The app came about in the context of our WDC2014 project to map Cape Town’s creative industries and serve as a virtual space for connection. At that time we recognised the need to have better insight into the economic trends at play in the local creative industries and wanted to help. Free to download, the app allowed users to access details (including the geographical location) of businesses and individual service providers spanning the breadth of the local creative sector. It also provided an accessible platform for the advertising of vacancies and an easy-to-use quick overview of local creative industries for visitors.
Over the years, Creative Cape Town enjoyed a number of influential and value-adding collaborations with events and organisations. Here are a few of the most prominent:
From helping spread the word about the festival to a joint effort in mapping Cape Town’s creative industry, Creative Cape Town had a long and fruitful understanding with Design Indaba.
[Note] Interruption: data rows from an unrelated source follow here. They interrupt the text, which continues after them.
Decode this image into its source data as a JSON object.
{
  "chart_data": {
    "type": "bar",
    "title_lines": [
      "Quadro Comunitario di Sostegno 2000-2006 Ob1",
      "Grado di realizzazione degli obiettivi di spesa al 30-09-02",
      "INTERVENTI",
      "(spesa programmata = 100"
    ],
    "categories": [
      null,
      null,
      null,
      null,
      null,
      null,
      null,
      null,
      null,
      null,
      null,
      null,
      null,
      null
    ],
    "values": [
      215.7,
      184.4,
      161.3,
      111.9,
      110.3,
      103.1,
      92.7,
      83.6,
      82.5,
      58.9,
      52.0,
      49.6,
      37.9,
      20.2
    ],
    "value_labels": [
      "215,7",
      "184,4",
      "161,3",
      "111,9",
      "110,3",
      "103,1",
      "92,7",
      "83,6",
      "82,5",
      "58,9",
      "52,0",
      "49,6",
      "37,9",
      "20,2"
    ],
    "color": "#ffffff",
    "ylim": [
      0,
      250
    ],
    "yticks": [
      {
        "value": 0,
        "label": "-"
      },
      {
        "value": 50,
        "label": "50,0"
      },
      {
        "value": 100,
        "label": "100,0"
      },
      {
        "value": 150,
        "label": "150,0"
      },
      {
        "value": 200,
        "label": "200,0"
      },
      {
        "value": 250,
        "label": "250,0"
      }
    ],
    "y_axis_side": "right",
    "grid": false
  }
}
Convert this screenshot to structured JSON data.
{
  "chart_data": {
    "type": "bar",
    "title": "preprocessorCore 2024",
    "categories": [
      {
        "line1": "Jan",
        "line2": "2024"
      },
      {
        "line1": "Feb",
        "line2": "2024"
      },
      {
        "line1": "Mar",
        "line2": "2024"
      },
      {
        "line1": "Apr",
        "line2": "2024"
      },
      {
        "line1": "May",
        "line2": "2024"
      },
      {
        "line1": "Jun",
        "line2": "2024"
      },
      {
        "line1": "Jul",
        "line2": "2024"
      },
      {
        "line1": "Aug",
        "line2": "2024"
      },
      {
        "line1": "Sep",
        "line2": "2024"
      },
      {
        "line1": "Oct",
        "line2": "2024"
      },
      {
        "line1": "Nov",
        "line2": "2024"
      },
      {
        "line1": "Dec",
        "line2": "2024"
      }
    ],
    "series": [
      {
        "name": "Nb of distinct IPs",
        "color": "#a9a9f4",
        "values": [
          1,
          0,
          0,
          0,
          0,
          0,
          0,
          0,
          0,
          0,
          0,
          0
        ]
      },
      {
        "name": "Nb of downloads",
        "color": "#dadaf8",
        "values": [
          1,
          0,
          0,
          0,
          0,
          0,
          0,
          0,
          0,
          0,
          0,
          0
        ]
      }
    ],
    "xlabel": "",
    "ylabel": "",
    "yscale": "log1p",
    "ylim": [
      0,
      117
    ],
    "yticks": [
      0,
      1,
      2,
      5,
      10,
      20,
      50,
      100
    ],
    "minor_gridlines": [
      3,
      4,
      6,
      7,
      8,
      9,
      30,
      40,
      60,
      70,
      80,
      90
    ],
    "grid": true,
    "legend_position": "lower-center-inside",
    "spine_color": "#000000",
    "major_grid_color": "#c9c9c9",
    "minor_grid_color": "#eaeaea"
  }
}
Offering a range of (mostly) free talks and activations in the City Hall and surrounding spaces over 12 days every year, Open Design is one of the most inspirational events on Cape Town’s creative calendar. We joined forces with them in a communications capacity and relished the opportunity to help profess design’s ability to unify a city that often seems intrinsically divided.
Taking over the inner city with public art every year, Infecting the City has played a major role in cultivating an appreciation for performance art, with Creative Cape Town as a dedicated media partner.
So much more than a massive street party, Cape Town Carnival does amazing work in local communities, creating jobs, inspiring participation and uplifting through creativity. Since it started in 2010, we’ve enjoyed spreading the word about the incredible positive impact this festival continues to have in Cape Town.
Interviews with up-and-coming artists
In the past two years, Creative Cape Town has emerged as a truly influential online publication, featuring interviews with the Mother City’s rising stars – from comedians and cartoonists to YouTube celebrities and photographers.
While it may seem like the end for Cape Town Partnership and Creative Cape Town, we’re hoping that it turns out to be a new beginning of sorts. Something exciting to look forward to!